SUM180 member Doreen McGettigan recently asked, “What type of life insurance (term or whole life) would you suggest for a self-employed, married 58-year-old woman. Healthy except for high blood pressure, controlled with meds?”

SUM180 member Doreen McGettigan recently asked, “What type of life insurance (term or whole life) would you suggest for a self-employed, married 58-year-old woman. Healthy except for high blood pressure, controlled with meds?”

I think a lot of people have this question, so I’d like to share my answer for Doreen with the entire community.

First, a disclaimer. I can provide some insight for on Doreen’s question based on the information she offered given, but specific advice for her requires knowing more about her overall financial picture.

Now, to answer Doreen’s question.

First, term insurance is for when you have someone to protect. For instance, it should be put in place when you are married and do not have enough savings/investments to support your spouse’s living expenses if you die. You should determine how much support is needed annually, for how many years, and that will be the amount of the policy you should put in place, and the term of the policy is how long you think the protection will need to last. Be sure to cancel your term insurance when other assets have grown to where the term insurance is no longer needed.

Another example is that term insurance should be put in place when you have children, if you do not have enough savings/investments to support their living expenses until they grow up if you die. Again here, you should determine how much support is needed annually, for how many years, and that will be the amount of the policy you should put in place, and the term of the policy is how long you think the protection will need to last. It is a good idea to ensure the policy term covers children well through college, so a 20 or 30 year policy is best. It can always be cancelled when it is no longer needed.

Term insurance is also used to eliminate a debt you want cancelled upon your death. For example, if you want to be sure your home is paid off when you die, term insurance can be structured to accomplish that. Resolving business debt would be another use of term insurance.

If you don’t have someone that you need to support or a debt to eliminate if you die, you probably don’t need term insurance.
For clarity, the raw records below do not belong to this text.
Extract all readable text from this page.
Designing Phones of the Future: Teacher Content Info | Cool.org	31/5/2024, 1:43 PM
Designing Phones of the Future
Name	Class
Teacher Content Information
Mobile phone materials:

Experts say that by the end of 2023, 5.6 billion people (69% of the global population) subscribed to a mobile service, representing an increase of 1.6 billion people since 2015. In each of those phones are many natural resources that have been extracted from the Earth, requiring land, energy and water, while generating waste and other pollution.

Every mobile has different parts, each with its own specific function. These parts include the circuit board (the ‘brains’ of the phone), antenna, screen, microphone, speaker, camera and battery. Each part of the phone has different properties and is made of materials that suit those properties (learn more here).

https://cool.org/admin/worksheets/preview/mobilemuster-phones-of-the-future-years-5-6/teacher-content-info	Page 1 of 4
As for whole life, term insurance is usually better and less expense for addressing the need than whole life. The extra premium you pay for whole life, with the expectation of having a cash value at the time that it is cancelled, is generally higher than just taking the extra funds and investment them in a low cost investment account with a quality money management company, like a Vanguard, Fidelity or T. Rowe Price.

If, like Doreen, you are considering obtaining life insurance, I hope this helps!